Numerical instability is a bane of solving ODE's! One advantage of dealing with variables that represent chemical concentrations, is that they must be always be non-negative. This constraint can be utilized to help detect instability: chemical concentrations assuming negative values may be used as an *instability warning* - not enough to catch all instances of instability, but helpful nonetheless.

**3 scenarios** may be distinguished. Illustrative examples are shown; "Delta_1" and "Delta_2"
are the changes to the concentration of a particular chemical, arising, respectively, from two separate reactions.

Description |
Initial conc. (of some chemical) |
Delta_1 (caused by reaction 1) | Delta_2 (caused by reaction 2) | Final conc. | Notes | |
---|---|---|---|---|---|---|

scenario 1 | A reaction causes a dip (of any chemical concentration) into the negative, and the combined other reactions fail to remedy it | 20 | -30 | +5 | -5 | |

scenario 2 | A reaction causes a dip into the negative, and the combined other reactions counterbalance it enough to remedy it (return to positive) | 20 | -30 | +30 | 20 | though "counterbalanced", this is still regarded as a sign of numerical instability |

scenario 3 | Scenario 3 : No single reaction causes any negative concentration, but - combined - they do | 20 | -15 | -15 | -10 |

**Detection and Automated Correction of Some Instability**

At present, Life123 uses negative concentrations, plus multiple heuristics, as a proxy for numerical instability. This appears to catch "the worst offenders", but not all cases, of instability.

Whenever an individual reaction - or group of reactions - causes any chemical concentration to go negative (under any of the 3 scenarios above),
a python exception of custom type `ExcessiveTimeStep`

(defined in class `ReactionDynamics`

) is raised.

That exception gets caught in the method `ReactionDynamics.reaction_step_orchestrator()`

- which results in the following:

- the (partial) execution of the last step gets discarded
- the step size gets reduced by a given amount (which the user may modify)
- the run (simulation of reactions) automatically resumes from the previous time

The detection and automatic correction of negative concentration values is showcased in the experiment negative_concentrations_1

Version Beta 28 introduced initial support for macromolecules.

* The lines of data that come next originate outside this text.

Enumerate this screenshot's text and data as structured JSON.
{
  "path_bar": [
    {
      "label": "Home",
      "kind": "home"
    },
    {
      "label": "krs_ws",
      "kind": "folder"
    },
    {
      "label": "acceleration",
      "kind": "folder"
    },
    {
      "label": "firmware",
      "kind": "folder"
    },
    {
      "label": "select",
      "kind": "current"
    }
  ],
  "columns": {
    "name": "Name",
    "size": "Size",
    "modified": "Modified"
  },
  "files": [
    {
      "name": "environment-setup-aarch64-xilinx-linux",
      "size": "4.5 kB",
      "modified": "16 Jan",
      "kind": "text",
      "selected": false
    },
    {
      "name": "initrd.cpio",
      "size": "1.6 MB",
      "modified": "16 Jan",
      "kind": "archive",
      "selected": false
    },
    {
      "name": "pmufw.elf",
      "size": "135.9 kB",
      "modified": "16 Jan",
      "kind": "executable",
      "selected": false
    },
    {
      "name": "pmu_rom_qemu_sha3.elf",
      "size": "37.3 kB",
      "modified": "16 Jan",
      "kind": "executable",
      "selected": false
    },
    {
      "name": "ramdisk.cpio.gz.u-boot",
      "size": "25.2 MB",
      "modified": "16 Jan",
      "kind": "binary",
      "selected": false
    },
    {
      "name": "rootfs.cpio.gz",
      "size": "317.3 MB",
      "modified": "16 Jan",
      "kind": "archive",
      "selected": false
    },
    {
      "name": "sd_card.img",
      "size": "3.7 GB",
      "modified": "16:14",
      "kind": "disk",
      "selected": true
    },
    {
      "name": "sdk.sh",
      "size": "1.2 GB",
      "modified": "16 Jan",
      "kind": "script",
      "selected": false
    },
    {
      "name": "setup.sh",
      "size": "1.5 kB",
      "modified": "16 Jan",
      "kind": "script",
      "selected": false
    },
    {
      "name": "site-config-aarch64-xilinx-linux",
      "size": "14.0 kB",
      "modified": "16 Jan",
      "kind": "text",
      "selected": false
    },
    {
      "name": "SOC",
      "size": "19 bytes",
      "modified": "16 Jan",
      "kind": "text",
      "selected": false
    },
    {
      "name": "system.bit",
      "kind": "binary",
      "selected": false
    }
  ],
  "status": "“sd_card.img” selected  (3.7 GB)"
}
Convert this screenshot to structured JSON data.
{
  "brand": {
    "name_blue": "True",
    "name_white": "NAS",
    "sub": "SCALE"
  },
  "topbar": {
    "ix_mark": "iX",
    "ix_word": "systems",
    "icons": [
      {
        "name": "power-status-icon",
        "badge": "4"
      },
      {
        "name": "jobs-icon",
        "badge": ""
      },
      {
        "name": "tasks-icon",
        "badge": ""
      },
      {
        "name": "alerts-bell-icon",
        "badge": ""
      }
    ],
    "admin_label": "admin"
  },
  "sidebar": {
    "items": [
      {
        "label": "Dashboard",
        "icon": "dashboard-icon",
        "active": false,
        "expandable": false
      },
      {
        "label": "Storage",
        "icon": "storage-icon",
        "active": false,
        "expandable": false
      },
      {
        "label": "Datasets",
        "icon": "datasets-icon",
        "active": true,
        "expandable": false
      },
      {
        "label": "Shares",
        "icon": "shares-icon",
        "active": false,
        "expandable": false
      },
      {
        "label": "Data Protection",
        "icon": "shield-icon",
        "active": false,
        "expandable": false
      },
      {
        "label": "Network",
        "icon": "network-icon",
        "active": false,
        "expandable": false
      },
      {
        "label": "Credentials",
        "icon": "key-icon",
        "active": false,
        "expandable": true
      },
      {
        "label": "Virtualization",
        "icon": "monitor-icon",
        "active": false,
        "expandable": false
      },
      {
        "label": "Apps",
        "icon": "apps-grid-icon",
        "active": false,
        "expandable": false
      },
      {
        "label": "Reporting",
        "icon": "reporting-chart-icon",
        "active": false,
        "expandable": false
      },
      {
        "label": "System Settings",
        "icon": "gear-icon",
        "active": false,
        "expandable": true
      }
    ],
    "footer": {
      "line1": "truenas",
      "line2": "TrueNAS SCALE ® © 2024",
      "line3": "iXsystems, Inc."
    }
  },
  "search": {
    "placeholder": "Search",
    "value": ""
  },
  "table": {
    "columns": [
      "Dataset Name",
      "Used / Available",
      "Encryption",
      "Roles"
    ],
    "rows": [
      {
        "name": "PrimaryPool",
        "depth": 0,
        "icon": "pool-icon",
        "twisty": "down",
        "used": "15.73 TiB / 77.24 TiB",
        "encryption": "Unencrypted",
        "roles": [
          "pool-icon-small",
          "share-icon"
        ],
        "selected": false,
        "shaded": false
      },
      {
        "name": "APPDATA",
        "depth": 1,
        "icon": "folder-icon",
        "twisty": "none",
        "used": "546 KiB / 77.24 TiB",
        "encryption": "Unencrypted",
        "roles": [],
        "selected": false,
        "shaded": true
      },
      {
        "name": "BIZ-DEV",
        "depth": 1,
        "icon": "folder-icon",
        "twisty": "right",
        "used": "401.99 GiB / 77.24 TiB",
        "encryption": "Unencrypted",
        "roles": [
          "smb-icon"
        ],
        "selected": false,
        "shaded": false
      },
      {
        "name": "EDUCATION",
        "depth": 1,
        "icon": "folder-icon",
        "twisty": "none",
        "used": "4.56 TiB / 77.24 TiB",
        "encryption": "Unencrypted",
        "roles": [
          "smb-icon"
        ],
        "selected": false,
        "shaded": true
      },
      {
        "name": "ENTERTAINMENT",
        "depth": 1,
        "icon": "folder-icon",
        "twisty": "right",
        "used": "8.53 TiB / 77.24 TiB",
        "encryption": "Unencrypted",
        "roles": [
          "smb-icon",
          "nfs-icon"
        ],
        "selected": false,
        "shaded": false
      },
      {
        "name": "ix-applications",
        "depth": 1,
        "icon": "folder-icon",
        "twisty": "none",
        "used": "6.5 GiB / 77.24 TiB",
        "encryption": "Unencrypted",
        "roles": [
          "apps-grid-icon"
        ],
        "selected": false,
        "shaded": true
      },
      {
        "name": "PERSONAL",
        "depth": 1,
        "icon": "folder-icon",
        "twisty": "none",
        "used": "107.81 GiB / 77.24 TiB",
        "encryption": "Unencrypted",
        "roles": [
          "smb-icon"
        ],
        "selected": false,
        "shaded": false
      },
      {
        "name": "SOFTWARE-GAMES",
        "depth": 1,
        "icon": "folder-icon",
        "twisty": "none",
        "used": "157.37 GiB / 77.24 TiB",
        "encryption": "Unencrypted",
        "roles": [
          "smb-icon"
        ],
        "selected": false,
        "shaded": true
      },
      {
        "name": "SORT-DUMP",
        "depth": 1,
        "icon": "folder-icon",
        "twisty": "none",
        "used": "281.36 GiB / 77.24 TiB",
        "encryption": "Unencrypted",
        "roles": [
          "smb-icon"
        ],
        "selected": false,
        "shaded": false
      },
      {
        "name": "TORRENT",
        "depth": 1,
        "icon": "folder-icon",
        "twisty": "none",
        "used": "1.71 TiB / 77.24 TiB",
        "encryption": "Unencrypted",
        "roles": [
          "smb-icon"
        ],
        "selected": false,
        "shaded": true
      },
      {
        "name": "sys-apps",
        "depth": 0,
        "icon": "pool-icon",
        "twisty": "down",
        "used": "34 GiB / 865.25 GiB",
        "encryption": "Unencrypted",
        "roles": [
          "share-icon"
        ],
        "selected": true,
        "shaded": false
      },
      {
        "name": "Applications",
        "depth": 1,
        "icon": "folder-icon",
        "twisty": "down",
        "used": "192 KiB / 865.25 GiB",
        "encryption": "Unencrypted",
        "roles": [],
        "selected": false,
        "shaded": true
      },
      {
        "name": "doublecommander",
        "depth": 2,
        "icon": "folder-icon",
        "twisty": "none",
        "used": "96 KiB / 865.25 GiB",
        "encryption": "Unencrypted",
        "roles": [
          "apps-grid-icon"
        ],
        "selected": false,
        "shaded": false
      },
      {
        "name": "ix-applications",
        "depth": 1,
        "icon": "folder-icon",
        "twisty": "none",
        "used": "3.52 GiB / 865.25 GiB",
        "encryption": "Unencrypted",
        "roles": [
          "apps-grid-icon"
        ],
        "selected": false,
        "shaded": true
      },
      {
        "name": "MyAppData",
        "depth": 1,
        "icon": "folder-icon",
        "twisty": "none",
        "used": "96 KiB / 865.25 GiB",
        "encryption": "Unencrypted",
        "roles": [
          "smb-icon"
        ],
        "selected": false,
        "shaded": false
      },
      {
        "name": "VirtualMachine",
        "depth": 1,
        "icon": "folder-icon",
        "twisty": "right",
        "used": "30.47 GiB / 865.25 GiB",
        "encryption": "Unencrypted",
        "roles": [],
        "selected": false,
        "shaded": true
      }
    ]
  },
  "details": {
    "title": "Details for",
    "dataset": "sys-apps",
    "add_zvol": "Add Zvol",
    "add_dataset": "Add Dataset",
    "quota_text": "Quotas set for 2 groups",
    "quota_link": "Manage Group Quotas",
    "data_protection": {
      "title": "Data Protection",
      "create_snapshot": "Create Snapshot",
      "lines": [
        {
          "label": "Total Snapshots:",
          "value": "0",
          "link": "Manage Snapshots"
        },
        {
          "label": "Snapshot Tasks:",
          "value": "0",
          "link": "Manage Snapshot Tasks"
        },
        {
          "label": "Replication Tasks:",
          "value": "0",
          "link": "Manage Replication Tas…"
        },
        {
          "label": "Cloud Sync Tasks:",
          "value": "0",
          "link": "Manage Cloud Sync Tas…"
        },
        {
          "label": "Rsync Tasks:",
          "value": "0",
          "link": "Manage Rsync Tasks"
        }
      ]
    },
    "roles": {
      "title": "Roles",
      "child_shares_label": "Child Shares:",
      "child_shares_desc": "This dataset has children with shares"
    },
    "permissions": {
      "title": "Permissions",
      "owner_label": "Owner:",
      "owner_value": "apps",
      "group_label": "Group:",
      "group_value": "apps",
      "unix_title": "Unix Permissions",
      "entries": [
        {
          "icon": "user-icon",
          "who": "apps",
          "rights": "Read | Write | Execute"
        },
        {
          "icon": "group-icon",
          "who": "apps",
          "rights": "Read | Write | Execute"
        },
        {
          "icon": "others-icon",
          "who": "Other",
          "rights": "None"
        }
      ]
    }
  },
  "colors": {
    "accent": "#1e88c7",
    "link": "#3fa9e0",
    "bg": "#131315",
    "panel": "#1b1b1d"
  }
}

Occupancy of binding sites on a macromolecule, as a function of Ligand Concentration, can now be modeled.
(For example, Transcription Factors binding to DNA.)*Example:*

In upcoming versions, the fractional occupancy values will regulate the rates of reactions catalyzed by the macromolecules...

Examples of usage may be found under Experiments (in the "Single-compartment Reactions" section.)